The legislation, the Public Finance Management Bill currently before the House of Assembly, is being sponsored by Finance Minister Tendai Biti.
“The imperator in Section 3 of the Bill obliges Cabinet ministers to report on a monthly basis how much they have received and what they expended on monthly. Honourable Speaker, I would like to say this is a Bill that will revolutionarise our thinking, implant a major paradigm shift in the way we have handled public accounts. If there is proper enforcement of this Bill, I can guarantee you that one or two of us would be prosecuted by the Attorney General (AG) whom I see over there,” Biti told the House of Assembly on Tuesday.
The AG, Johannes Tomana, is an ex-officio Member of Parliament.
Biti said upon the introduction of a similar law in Nigeria there was a drop in the number of corruption cases, while accountability for public funds increased. The Bill’s memorandum says its purpose is to: “enhance effective and responsible economic and financial management by government including ensuring that roles and responsibilities are clear for all those involved in the management of public finance; to provide for the implementation of generally accepted accounting standards; to promote the accountability of public entities in the management of public resources; to make available such information as well as enabling Parliament to be informed of the scrutiny of public expenditures, revenues, assets, liabilities and the management of public money.”
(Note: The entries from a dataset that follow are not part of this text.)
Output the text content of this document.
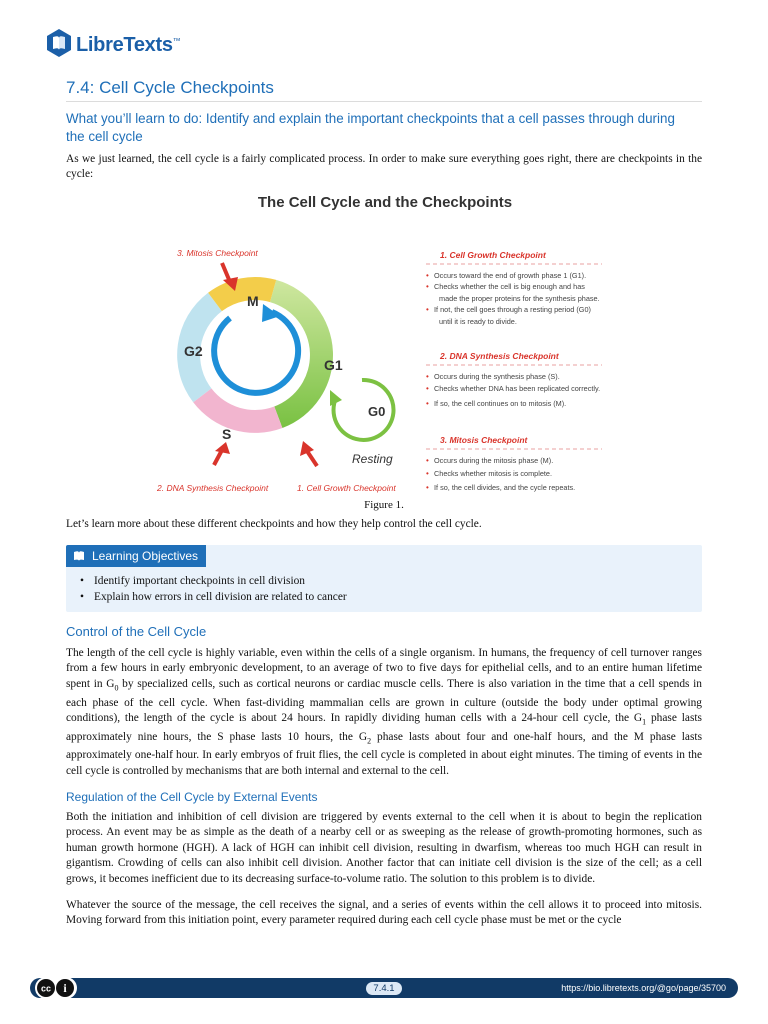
LibreTexts™
7.4: Cell Cycle Checkpoints
What you’ll learn to do: Identify and explain the important checkpoints that a cell passes through during the cell cycle

As we just learned, the cell cycle is a fairly complicated process. In order to make sure everything goes right, there are checkpoints in the cycle:

The Cell Cycle and the Checkpoints
M
G1
G2
S
G0
Resting
3. Mitosis Checkpoint
2. DNA Synthesis Checkpoint	1. Cell Growth Checkpoint
1. Cell Growth Checkpoint
• Occurs toward the end of growth phase 1 (G1).
• Checks whether the cell is big enough and has
made the proper proteins for the synthesis phase.
• If not, the cell goes through a resting period (G0)
until it is ready to divide.
2. DNA Synthesis Checkpoint
• Occurs during the synthesis phase (S).
• Checks whether DNA has been replicated correctly.
• If so, the cell continues on to mitosis (M).
3. Mitosis Checkpoint
• Occurs during the mitosis phase (M).
• Checks whether mitosis is complete.
• If so, the cell divides, and the cycle repeats.
Figure 1.

Let’s learn more about these different checkpoints and how they help control the cell cycle.

Learning Objectives
• Identify important checkpoints in cell division
• Explain how errors in cell division are related to cancer
Control of the Cell Cycle

The length of the cell cycle is highly variable, even within the cells of a single organism. In humans, the frequency of cell turnover ranges from a few hours in early embryonic development, to an average of two to five days for epithelial cells, and to an entire human lifetime spent in $G_0$ by specialized cells, such as cortical neurons or cardiac muscle cells. There is also variation in the time that a cell spends in each phase of the cell cycle. When fast-dividing mammalian cells are grown in culture (outside the body under optimal growing conditions), the length of the cycle is about 24 hours. In rapidly dividing human cells with a 24-hour cell cycle, the $G_1$ phase lasts approximately nine hours, the S phase lasts 10 hours, the $G_2$ phase lasts about four and one-half hours, and the M phase lasts approximately one-half hour. In early embryos of fruit flies, the cell cycle is completed in about eight minutes. The timing of events in the cell cycle is controlled by mechanisms that are both internal and external to the cell.

Regulation of the Cell Cycle by External Events

Both the initiation and inhibition of cell division are triggered by events external to the cell when it is about to begin the replication process. An event may be as simple as the death of a nearby cell or as sweeping as the release of growth-promoting hormones, such as human growth hormone (HGH). A lack of HGH can inhibit cell division, resulting in dwarfism, whereas too much HGH can result in gigantism. Crowding of cells can also inhibit cell division. Another factor that can initiate cell division is the size of the cell; as a cell grows, it becomes inefficient due to its decreasing surface-to-volume ratio. The solution to this problem is to divide.

Whatever the source of the message, the cell receives the signal, and a series of events within the cell allows it to proceed into mitosis. Moving forward from this initiation point, every parameter required during each cell cycle phase must be met or the cycle

cc i	7.4.1	https://bio.libretexts.org/@go/page/35700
The impending law also deals with the presentation of the country’s budget as well as the administration, raising and repayment of State loans.
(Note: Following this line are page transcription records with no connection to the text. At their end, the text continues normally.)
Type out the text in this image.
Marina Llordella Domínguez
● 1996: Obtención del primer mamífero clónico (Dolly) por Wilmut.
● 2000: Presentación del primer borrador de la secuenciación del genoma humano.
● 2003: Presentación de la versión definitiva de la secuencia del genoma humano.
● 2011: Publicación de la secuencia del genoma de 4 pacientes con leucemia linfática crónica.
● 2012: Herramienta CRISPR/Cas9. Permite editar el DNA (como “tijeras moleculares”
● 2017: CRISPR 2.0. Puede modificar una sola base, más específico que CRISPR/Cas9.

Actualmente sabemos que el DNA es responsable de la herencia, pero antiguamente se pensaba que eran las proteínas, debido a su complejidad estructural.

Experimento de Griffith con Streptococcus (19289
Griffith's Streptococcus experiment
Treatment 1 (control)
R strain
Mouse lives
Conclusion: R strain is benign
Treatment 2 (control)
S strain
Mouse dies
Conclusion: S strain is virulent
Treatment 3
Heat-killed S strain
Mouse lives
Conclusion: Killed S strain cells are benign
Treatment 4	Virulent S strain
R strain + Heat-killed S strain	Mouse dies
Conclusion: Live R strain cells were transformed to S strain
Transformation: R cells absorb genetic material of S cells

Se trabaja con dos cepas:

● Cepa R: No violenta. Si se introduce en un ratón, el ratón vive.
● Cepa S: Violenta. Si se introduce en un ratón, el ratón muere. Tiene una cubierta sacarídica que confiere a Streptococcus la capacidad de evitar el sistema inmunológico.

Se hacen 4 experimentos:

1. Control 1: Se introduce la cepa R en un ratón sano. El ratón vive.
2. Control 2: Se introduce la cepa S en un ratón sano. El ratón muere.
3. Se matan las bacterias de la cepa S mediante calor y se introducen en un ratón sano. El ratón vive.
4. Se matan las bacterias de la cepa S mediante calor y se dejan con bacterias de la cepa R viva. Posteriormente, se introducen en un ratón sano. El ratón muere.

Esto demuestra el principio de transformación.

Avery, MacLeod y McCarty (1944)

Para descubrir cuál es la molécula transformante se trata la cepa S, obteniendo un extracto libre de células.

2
On the budget, it seeks to make it compulsory for the executive to consult and discuss with parliamentary portfolio committees in the formulation of the fiscal policy.
Presently, there is a requirement for such consultations but it is not mandatory.
The Bill also says if a minister fails to present before Parliament financial statements for that year, the Speaker of the House of Assembly would require the concerned individual to submit a written explanation to Parliament setting out the reasons for his or her failure.
On the issue of debt: the Zimbabwe Coalition on Debt and Development recently submitted proposals on the matter to Parliament which in part said: “the process by which debtor countries agree to take on the terms and conditions for loans need to be opened up to scrutiny by citizen groups and their representatives in Parliament and other formal democratic structures.”